Qu’est-ce que le son ?

Si un arbre tombe dans la forêt mais que personne n’est là pour l’entendre, un son a-t-il été émis ? Oui, bien sûr. Lorsque l’arbre heurte le sol, la force de la collision fait vibrer les molécules du tronc, des branches et des feuilles de l’arbre, et de la poussière, des roches et des plantes sur le sol. Ces vibrations – des ondes longitudinales avec une alternance de haute et basse pression – s’étendent dans toutes les directions à 1.236 km/h. Qu’un tympan se trouve à proximité ou non pour absorber ces ondes sonores n’est pas la question. Le son est une vibration pure.

Imaginez-vous jouer d’un tambour au ralenti. Vous frappez la peau du tambour avec un bâton et elle s’incurve momentanément, puis reprend sa forme. À chaque compression, la pression de l’air autour de la peau baisse, et à chaque dilatation elle augmente. Lorsque le tambour vibre, il envoie des ondes de pression oscillantes qui perturbent les molécules d’air autour du tambour. La pression élevée compresse momentanément les molécules d’air ensemble, et la basse pression les sépare. C’est pourquoi les ondes sonores sont appelées ondes de compression. Elles se déplacent à travers la matière à la façon d’un ressort Slinky.

Bien sûr, lorsque vous tapez sur un tambour, la peau n’est pas la seule chose qui vibre. Le bois et le métal du tambour font de même, à des fréquences légèrement différentes. Les ondes sonores qui en émanent voyagent aussi bien à travers les molécules d’air qu’à travers les molécules solides, liquides ou gazeuses. Le son se propage en fait plus vite dans les solides que dans tout autre matériau (15 fois plus rapidement que dans l’air), du fait de la formation serrée des molécules. Les vibrations du tambour rebondissent aussi sur les murs d’une salle, revenant à l’auditeur des millisecondes plus tard sous forme de réverbérations. Le résultat est une interaction complexe d’ondes sonores primaires et secondaires, ces harmoniques que nous appelons musique (ou bruit, en fonction de l’âge).

Imaginez les ondes sonores comme une série d’ondes sinusoïdales classiques.

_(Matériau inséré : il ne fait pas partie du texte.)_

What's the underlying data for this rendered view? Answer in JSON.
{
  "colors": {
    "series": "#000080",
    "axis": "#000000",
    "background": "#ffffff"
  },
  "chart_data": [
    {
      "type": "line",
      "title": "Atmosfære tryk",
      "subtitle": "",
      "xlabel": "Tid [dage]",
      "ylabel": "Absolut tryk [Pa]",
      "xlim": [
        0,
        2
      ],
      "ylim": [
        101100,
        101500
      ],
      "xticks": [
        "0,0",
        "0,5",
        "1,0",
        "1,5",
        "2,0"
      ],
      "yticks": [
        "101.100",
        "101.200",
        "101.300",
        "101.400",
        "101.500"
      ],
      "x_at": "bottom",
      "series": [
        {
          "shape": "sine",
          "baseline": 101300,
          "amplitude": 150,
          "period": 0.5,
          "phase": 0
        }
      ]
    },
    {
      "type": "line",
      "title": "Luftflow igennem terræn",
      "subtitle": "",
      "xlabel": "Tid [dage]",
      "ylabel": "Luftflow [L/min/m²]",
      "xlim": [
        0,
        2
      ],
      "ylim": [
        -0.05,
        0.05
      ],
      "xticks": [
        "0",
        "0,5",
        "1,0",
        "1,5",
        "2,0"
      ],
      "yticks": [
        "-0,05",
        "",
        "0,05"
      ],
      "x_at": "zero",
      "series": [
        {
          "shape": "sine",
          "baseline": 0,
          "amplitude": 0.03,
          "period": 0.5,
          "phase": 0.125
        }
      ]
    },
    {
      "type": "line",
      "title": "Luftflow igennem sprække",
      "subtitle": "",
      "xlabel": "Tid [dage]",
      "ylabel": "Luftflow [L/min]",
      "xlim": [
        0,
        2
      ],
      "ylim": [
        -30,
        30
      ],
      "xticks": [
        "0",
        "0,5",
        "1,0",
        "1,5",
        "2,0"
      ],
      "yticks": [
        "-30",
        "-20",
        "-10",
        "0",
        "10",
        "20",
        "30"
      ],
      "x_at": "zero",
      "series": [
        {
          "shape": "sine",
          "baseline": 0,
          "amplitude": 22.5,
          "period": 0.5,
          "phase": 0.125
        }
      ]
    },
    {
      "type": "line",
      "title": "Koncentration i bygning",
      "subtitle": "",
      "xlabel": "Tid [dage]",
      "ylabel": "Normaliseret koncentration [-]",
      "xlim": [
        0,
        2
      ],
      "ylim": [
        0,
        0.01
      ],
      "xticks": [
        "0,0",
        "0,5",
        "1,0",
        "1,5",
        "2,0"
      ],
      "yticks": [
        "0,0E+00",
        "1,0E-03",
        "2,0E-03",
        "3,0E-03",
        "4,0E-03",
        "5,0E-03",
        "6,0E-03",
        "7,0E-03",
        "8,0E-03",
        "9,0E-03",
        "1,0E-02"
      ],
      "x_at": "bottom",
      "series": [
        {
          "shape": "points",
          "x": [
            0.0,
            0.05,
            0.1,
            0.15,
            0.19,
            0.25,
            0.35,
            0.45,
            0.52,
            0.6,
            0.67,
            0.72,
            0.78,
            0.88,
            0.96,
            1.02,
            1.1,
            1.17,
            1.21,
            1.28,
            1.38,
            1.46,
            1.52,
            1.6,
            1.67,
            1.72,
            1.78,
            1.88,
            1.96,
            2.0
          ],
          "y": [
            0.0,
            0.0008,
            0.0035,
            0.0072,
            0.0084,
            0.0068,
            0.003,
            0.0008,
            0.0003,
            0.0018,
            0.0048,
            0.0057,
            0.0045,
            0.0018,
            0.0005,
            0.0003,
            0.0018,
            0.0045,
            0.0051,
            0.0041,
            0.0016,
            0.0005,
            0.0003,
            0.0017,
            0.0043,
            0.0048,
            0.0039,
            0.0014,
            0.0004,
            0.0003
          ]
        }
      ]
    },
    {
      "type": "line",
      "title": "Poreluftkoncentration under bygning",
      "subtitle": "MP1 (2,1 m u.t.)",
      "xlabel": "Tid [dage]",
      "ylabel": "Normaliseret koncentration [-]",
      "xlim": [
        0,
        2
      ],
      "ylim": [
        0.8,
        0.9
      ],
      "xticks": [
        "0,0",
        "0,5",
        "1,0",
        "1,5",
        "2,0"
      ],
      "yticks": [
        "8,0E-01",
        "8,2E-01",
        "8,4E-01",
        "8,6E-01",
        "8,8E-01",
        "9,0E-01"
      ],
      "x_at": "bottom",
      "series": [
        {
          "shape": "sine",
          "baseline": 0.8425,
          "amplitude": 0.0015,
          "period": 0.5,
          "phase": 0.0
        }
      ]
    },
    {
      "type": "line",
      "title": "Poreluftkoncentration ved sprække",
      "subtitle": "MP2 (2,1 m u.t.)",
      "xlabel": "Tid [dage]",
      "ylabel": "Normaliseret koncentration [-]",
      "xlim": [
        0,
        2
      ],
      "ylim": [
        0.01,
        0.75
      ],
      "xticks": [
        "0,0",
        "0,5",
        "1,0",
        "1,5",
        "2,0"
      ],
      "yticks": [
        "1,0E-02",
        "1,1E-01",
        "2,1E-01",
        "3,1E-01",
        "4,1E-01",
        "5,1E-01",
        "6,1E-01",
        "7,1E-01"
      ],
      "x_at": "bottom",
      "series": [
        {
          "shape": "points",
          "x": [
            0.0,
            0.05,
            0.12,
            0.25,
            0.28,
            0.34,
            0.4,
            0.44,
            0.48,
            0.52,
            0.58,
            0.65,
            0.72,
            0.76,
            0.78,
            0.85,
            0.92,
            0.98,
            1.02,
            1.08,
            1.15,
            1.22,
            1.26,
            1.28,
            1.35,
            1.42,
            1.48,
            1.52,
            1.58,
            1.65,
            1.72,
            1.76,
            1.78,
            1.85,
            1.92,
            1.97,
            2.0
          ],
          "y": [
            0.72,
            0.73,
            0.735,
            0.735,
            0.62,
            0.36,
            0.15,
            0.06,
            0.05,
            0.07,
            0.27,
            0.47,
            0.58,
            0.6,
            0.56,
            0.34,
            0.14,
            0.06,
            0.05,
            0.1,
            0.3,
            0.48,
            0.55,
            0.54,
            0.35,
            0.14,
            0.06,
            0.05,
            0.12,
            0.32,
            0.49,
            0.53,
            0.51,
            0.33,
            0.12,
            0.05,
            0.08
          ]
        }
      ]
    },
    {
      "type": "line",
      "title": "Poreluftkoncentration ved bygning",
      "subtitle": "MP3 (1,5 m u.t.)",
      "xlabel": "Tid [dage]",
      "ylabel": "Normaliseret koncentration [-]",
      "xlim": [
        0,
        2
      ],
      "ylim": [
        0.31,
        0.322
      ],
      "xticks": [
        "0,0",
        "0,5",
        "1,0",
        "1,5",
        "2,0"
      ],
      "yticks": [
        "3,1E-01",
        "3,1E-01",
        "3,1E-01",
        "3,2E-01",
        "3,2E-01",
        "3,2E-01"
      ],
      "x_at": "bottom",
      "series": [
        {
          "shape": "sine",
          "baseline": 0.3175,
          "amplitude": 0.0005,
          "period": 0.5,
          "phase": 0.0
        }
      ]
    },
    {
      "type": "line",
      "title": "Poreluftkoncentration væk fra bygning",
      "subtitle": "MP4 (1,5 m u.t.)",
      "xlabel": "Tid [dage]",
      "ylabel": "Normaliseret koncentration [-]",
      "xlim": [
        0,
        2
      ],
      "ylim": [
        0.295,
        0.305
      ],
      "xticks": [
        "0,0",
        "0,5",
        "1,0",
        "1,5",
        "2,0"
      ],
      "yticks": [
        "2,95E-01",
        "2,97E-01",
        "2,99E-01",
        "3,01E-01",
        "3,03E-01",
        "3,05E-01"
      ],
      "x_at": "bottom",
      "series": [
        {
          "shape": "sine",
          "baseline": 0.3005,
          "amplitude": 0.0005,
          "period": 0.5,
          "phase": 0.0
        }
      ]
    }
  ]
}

Sur un graphique, l’axe des X représente le temps et l’axe des Y la pression de l’air. Au-dessus de la ligne centrale nous avons une pression de l’air positive et en dessous une pression négative. Toutes les caractéristiques du son – le volume, la hauteur, la résonance – sont déterminées par la forme de son onde. Plus la crête de l’onde est haute, plus l’amplitude est élevée. Comme l’amplitude est une mesure de la pression de l’air (ou pression acoustique) créée par le son, nous l’entendons sous forme de volume. L’amplitude est exprimée en décibels (dB). Zéro décibel représente le son le plus grave perceptible, à environ 20 micropascals de pression acoustique. Une conversation normale se situe autour de 60 dB, un marteau-piqueur, à 100 dB.

La fréquence est une mesure du nombre d’ondes sonores créées chaque seconde. Chaque cycle de l’onde – de crête à crête – par seconde équivaut à un Hertz (Hz). Nous entendons les différences dans la fréquence sous forme de hauteur. Les baleines bleues produisent des sons à extrêmement basse fréquence – jusqu’à 10Hz – qui voyagent sur des milliers de kilomètres dans l’océan. Les basses fréquences voyagent plus loin que les hautes, ce qui explique pourquoi vous pouvez entendre la basse du voisin trois pâtés de maisons plus loin. Une voix féminine type peut atteindre 1.100 Hz ; tout ce qui dépasse le seuil de l’audition humaine (20.000 Hz) est considéré de l’ultrason. Les chauves-souris et les dauphins utilisent l’écholocation dans la gamme des ultrasons pour se repérer ; les humains se servent des ultrasons pour l’imagerie médicale et industrielle.

Fait intéressant, la fréquence augmente l’amplitude. Disons qu’un diapason en Do vibre à une fréquence naturelle de 261,63 Hz. Au lieu de le frapper pour le faire vibrer, vous pouvez chanter un Do similaire et il vibrera. Tous les matériaux ont une fréquence de résonance qui peut être transformée en vibrations par son ton correspondant. Une tonalité chantée à la hauteur parfaite peut augmenter l’amplitude d’un verre de cristal au point de le briser.